Dean of the Faculty William C. Kirby has tendered his resignation and will step down from his administrative post on June 30, according to two individuals who have discussed Kirby’s status with a member of the Harvard Corporation, the University’s top governing board.
The Corporation member told the two sources this month that Kirby has been fired by University President Lawrence H. Summers. The president planned to fire Kirby last year, but the plan was put on hold amid the Faculty uproar over Summers’ own leadership, the sources said.
Kirby’s resignation, while expected among some professors, would leave the Faculty of Arts and Sciences in limbo as the school contends with a growing budget deficit and a curricular review beset by criticism and delays.

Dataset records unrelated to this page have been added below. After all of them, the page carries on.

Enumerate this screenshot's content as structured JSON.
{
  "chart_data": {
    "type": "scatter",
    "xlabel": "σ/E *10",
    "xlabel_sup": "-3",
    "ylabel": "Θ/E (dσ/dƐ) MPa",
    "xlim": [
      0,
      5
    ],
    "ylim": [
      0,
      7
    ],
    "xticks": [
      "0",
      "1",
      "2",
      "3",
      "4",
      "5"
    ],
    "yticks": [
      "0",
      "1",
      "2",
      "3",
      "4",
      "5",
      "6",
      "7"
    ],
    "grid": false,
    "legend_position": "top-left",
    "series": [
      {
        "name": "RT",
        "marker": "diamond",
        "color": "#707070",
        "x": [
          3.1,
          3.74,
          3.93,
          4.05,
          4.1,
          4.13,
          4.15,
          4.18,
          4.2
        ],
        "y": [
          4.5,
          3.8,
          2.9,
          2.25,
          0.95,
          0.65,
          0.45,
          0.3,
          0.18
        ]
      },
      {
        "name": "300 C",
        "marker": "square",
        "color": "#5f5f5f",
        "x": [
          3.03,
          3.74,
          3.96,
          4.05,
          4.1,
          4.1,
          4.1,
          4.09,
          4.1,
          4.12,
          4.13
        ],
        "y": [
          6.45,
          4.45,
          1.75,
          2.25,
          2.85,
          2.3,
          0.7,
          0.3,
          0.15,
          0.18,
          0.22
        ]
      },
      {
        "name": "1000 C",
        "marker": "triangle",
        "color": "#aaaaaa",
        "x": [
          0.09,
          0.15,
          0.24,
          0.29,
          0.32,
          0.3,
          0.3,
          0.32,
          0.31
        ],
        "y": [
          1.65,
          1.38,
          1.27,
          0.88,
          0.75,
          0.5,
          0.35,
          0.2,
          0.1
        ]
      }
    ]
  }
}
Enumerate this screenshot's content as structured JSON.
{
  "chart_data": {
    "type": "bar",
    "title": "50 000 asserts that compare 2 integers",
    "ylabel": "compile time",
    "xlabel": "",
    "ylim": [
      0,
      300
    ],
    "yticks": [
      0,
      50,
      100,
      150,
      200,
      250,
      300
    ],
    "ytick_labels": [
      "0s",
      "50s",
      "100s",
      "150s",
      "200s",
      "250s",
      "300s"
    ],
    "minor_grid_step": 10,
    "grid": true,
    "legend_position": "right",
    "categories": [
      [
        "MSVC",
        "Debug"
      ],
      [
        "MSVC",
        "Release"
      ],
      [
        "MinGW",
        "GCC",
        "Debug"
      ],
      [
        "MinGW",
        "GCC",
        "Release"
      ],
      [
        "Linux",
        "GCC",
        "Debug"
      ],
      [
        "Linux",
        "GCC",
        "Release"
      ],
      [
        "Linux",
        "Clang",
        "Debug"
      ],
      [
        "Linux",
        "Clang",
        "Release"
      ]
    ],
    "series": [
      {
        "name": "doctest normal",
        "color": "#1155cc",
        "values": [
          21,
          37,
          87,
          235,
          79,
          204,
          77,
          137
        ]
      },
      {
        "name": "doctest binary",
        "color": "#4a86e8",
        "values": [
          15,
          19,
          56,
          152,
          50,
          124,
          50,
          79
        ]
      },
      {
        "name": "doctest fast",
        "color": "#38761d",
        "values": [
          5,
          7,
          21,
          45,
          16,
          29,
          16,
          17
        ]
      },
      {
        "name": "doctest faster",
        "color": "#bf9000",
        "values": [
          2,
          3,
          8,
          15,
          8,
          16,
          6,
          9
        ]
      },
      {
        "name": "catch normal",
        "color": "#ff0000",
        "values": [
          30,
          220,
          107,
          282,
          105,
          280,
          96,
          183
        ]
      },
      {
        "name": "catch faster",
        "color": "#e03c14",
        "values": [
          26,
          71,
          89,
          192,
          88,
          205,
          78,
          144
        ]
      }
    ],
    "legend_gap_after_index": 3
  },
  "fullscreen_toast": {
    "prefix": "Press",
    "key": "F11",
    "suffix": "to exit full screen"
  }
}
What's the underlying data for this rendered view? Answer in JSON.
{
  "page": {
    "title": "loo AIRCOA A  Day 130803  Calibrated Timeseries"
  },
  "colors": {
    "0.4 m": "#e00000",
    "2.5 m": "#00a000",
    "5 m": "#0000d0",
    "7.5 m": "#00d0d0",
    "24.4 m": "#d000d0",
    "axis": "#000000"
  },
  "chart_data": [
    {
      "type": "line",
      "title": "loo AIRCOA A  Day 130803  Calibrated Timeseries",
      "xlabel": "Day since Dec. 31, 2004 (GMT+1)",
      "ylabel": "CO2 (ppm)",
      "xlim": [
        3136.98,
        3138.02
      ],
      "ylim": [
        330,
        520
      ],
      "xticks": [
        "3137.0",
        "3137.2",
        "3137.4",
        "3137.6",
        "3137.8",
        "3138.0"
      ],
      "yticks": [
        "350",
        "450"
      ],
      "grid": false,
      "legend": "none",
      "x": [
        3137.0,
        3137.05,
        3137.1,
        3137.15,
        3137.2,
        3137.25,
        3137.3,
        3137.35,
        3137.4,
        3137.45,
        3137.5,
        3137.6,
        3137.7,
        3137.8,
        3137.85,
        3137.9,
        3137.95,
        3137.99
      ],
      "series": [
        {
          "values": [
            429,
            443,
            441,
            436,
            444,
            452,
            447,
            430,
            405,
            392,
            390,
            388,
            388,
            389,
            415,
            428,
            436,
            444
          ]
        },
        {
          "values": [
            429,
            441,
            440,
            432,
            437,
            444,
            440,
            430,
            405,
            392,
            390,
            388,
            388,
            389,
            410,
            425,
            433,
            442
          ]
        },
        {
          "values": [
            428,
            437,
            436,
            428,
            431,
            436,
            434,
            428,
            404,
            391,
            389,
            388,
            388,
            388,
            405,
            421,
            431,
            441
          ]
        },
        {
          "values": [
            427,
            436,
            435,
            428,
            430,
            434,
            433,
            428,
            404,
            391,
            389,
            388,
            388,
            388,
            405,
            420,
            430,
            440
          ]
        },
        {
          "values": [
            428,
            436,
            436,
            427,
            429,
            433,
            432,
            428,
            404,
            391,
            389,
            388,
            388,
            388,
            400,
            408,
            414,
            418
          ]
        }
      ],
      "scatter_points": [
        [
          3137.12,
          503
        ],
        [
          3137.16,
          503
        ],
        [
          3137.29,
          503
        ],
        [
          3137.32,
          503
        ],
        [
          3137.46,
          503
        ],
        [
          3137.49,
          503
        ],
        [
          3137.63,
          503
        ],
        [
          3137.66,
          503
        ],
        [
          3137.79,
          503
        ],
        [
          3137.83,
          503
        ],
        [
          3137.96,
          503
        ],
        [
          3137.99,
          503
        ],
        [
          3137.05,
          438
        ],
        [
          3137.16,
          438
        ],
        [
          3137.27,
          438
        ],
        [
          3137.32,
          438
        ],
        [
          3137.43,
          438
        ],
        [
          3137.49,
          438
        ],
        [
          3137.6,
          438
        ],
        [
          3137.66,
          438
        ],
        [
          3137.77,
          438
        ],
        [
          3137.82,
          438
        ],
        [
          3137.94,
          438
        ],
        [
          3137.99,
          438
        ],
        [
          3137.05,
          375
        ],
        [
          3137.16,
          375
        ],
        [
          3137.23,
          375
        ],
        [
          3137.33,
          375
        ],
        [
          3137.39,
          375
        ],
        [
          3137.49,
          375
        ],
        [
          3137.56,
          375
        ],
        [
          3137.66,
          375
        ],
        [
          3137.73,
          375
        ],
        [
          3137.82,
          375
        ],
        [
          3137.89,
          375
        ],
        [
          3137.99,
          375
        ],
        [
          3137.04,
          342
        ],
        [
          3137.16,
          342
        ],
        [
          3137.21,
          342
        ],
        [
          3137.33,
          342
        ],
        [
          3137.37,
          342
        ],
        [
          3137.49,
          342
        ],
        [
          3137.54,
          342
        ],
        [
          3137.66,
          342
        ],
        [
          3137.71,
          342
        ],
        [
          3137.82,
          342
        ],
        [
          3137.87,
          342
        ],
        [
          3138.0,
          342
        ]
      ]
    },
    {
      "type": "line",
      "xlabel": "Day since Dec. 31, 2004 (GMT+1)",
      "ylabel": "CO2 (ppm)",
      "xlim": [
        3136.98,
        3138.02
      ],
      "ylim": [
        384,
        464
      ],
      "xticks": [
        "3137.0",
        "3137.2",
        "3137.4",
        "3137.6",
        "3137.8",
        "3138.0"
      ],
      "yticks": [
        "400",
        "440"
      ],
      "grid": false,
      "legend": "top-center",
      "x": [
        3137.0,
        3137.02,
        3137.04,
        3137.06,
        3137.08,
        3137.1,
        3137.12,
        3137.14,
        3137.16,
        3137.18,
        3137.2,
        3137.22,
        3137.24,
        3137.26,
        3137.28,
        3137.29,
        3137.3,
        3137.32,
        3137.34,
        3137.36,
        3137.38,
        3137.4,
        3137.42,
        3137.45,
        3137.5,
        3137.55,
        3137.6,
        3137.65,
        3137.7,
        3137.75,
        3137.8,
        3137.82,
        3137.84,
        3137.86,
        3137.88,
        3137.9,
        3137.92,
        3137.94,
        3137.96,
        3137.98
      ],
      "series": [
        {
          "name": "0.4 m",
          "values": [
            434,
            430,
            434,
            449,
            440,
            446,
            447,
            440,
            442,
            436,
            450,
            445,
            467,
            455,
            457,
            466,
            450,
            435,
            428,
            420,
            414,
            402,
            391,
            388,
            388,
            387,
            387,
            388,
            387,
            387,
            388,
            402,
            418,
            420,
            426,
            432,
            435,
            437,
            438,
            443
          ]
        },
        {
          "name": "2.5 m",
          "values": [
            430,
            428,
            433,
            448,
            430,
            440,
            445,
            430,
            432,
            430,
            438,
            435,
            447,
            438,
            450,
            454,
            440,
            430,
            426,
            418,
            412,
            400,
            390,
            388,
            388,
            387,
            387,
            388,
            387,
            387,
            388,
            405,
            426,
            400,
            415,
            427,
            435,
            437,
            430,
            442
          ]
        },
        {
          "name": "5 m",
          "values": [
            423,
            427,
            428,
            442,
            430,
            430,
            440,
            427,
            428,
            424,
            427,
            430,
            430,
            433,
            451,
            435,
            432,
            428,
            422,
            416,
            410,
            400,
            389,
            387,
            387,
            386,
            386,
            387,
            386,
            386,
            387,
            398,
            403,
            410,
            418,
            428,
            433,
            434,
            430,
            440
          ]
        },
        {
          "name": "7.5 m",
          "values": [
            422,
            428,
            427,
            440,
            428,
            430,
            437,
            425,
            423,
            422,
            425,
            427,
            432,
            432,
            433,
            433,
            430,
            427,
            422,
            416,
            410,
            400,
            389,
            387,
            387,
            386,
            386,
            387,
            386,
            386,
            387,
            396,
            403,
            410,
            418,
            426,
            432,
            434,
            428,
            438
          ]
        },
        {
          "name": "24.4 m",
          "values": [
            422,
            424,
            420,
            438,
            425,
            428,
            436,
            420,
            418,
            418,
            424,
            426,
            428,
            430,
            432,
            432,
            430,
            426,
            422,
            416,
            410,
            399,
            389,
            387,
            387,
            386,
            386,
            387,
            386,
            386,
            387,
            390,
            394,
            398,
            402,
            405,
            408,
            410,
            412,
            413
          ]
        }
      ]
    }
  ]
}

Robert Mitchell, a spokesman for Kirby, said the dean was in New York for a meeting today and could not be reached for comment. Summers is in Davos, Switzerland for the annual meeting of the World Economic Forum. John Longbrake, a spokesman for the president, said, “I won’t comment on rumors.”
Kirby will announce his resignation himself, said the sources, who spoke on the condition of anonymity because the University’s employment decisions are considered private.
Kirby’s tenure, which began in July 2002, has been dominated largely by the Harvard College Curricular Review. The review has been plagued by criticism that it lacks ground-breaking ideas and a strong guiding philosophy, and progress on the review stalled last year while the Faculty’s attention was occupied by debate over Summers.
But just one week ago, Kirby announced that the review was finally moving “to a term of formal discussion and decision” that will include Faculty votes on major changes to Harvard’s general-education and concentration requirements. Kirby said those votes were likely to occur this spring.
Another major focus of Kirby’s tenure has been the Faculty budget, which dipped into the red this fiscal year and is expected to post an annual deficit above $100 million by 2010.
Kirby says that the deficit is prudent, as he has invested heavily in growing the Faculty and building new facilities, such as the recently opened Center for Government and International Studies.
But the budget deficit and delays in the curricular review have frustrated Summers, according to the individuals who have spoken to a member of the Corporation about Kirby. Those concerns, along with their tenuous working relationship, led Summers to lose confidence in Kirby as much as two years ago, the sources said.
Summers initially served as an ex officio member of the curricular review’s Committee on General Education, which Kirby chaired, but the president ended his participation in the review after professors complained that Summers was exerting too much influence on their deliberations.
The Caucus of Chairs, a group of Faculty department chairs, have also criticized the relationship between Kirby and Summers, arguing that the dean and University Hall are not sufficiently independent from the president’s office in Massachusetts Hall, according to informal minutes of the group’s fall meetings.
There were no indications that Kirby will leave the Faculty altogether. He is the Geisinger professor of history, with a specialty in modern China. Kirby was chair of the history department from 1995 to 2000, and has also served as director of Harvard’s Asia Center.
His resignation after four years as dean would make his tenure the shortest of anyone to hold the position in recent decades. Both Jeremy R. Knowles and Henry Rosovsky, two of Kirby’s predecessors, served for just over 10 years each. Rosovsky was dean from 1973 to 1984, and Knowles was dean from 1991 to 2002.
They both announced their resignations early enough for replacements to be found before they stepped down. Rosovsky made his announcement more than a year in advance, and Knowles announced his decision on Feb. 11, 2002.
Another former dean of the Faculty, A. Michael Spence, surprised campus in late March 1990, when he announced he would resign in June of that year to become dean of Stanford University’s Graduate School of Business. He had been dean of the Faculty for six years.
When Spence resigned, the short notice required administrators to bring Rosovsky back as interim dean for one year.